From: David S. Hansen (haploid@haploid.com)
Date: Mon Jan 20 2003 - 16:28:38 MST
On Mon, 20 Jan 2003, Dani Eder wrote:
...snip...
> To put some numbers to this theory, I estimate
> 'economic crossover' for general design tasks based
> on when computer power is cheaper than brain power.
> Human brain power is estimated to be equivalent to
> 100 TFlop to 100,000 Tflop. A computer running
> 24x7 and working at 1 human design engineer equivalent
> rate would be worth about $3 million. So my
> estimate is that when you can buy computers for
> $30,000 to $30 per TFlop plus 7 years (to allow
> time to usefully deploy the computers) is the
> expected date for the Singularity. We are 5-20
> years from reaching the cost threshholds, so that
> gives a prediction of 2015 to 2030.
That's a nice model that gives some interesting numbers, but I would tend
to disagree that human-brain computing parity will be required.
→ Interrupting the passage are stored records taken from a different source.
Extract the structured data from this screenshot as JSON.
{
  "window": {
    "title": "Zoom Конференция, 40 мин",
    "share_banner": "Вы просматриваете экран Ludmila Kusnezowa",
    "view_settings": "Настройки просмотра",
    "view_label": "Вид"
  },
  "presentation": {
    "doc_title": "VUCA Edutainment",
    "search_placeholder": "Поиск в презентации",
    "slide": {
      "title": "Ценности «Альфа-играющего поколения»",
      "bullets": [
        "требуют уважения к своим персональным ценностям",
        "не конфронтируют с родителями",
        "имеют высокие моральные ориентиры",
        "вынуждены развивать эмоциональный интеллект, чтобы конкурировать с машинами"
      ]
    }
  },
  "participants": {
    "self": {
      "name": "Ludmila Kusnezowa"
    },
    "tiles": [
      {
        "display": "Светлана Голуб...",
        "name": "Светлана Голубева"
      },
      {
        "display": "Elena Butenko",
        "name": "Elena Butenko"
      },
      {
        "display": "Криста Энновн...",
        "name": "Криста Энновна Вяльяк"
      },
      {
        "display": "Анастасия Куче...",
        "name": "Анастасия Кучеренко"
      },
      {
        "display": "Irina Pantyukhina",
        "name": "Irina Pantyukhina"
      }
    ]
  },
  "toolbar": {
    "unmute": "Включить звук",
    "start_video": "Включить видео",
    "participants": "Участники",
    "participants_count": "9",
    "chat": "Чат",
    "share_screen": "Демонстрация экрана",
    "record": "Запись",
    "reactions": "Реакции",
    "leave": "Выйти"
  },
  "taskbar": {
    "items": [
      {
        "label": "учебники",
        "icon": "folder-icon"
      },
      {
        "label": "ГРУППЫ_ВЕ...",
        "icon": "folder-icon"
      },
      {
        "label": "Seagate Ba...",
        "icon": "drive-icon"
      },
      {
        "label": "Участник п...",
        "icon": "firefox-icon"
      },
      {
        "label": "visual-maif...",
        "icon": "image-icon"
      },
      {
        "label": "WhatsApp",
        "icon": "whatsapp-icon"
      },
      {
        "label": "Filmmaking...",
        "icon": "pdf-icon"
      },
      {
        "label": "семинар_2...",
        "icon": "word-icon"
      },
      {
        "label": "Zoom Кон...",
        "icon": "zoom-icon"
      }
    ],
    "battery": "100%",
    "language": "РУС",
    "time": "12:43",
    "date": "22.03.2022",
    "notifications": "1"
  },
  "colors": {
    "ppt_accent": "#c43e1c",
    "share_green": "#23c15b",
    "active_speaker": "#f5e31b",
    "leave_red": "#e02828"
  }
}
Consider,
for a moment: the cerebellum, the motor cortices, the limbic system, all
of which contain billions of neurons which are used in most estimations of
the "power" of the human brain, but which are almost completely irrelevant
for abstract design tasks.
Assuming that artificial design engineers will not require processing
power necessary for motor control, proprioception, audio or perhaps even
visual processing, I believe it would be safe to say that many teraflops
can be shaved off the computational capacity neccessary for complex design
tasks such as self-reengineering. It would not be unreasonable to move
that time window up by several years.